The message reads, in part:
“This year, we are marking the 80th anniversary of the beginning of the Great Patriotic War, and your work is acquiring a special meaning. The Soviet people’s sacred battle for freedom and independence, crowned with Victory, became an event of tremendous moral and historical significance. It is our moral duty to preserve the truth about the heroic feats of our ancestors and to reinstate the names and destinies of the fallen defenders of the Motherland and civilians killed by the Nazis and their accomplices.
I would like to note the Russian Search Movement’s key and most active role in this large-scale work. It is gratifying that it is gaining momentum, and that it unites thousands of people. What is very important is that your movement has many young participants who are proud of the war-time generation’s heroic and labour feats, and who strive to personally contribute to perpetuating the memory of heroes, the architects of the Great Victory.
This continuity of generations, a responsible civic position and patriotism and a caring attitude towards our historical legacy deserve profound respect. I would like to thank you and your comrades for your concern, determination and dedication to your cause.”
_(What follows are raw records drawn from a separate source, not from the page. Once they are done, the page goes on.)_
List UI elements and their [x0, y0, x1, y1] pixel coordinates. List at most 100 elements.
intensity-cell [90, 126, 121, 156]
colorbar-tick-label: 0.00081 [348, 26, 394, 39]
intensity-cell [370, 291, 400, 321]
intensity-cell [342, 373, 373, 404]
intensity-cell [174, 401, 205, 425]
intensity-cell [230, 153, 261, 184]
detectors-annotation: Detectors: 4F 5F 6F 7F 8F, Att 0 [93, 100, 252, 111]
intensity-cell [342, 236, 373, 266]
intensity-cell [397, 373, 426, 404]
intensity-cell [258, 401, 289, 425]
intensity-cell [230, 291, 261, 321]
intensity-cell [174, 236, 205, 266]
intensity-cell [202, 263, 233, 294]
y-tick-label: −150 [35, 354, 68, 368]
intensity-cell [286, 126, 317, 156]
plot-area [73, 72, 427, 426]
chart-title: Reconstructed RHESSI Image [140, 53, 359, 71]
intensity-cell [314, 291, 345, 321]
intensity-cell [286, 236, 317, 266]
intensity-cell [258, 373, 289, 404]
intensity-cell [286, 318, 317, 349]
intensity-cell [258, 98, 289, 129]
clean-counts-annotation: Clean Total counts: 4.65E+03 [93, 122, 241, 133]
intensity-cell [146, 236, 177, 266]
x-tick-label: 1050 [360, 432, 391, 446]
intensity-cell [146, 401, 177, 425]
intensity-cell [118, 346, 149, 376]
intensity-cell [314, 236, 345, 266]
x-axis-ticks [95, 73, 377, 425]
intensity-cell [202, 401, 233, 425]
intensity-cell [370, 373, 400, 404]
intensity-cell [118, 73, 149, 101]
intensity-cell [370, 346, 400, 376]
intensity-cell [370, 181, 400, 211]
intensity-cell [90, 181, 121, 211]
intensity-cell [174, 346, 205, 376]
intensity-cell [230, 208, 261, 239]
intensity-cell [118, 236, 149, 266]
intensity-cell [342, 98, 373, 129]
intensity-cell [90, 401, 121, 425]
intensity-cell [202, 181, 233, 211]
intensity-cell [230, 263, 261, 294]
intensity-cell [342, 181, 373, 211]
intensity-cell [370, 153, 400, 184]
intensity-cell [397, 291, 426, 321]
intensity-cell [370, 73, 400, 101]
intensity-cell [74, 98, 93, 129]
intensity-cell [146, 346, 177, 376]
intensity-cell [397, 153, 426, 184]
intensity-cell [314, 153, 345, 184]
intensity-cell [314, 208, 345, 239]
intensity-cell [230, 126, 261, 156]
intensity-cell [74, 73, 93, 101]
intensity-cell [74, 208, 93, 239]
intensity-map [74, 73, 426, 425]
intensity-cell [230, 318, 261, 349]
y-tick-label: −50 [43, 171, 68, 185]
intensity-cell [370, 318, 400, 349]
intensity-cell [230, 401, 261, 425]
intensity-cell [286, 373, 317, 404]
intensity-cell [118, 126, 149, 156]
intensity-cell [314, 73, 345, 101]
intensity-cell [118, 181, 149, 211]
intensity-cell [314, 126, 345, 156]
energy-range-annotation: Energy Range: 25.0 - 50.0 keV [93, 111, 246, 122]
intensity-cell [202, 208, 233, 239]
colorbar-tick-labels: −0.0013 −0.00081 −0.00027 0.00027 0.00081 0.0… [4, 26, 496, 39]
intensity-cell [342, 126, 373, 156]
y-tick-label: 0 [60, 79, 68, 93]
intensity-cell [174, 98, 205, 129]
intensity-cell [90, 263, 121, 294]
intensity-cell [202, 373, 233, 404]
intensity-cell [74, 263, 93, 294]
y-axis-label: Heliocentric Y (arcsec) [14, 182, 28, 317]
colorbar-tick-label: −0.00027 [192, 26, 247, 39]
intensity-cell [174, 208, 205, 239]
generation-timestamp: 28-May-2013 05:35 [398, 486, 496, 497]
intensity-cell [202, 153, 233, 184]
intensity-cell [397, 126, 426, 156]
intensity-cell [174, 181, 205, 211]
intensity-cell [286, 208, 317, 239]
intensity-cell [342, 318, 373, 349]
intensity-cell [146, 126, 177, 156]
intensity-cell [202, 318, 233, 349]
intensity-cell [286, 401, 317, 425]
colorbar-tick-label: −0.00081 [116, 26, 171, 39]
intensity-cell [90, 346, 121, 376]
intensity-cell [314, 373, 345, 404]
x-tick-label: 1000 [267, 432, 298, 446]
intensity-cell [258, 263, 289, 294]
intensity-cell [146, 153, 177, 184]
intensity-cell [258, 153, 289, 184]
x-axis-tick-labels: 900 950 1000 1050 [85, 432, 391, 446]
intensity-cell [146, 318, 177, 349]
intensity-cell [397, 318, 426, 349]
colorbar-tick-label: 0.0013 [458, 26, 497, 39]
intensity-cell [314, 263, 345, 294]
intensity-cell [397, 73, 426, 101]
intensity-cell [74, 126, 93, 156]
The Memory Watch national event includes search expeditions, as well as efforts to bury the remains of fallen soldiers and present their personal effects to their descendants. The Memory Watch annually involves over 40,000 amateur archaeologists in various Russian regions. In the past six years, since the event began, its participants have located the remains of over 120,000 Soviet officers and soldiers and have identified over 6,000 names. The event includes search expeditions, care for military burial sites and the improvement of territories linked with the deceased soldiers’ heroic feats.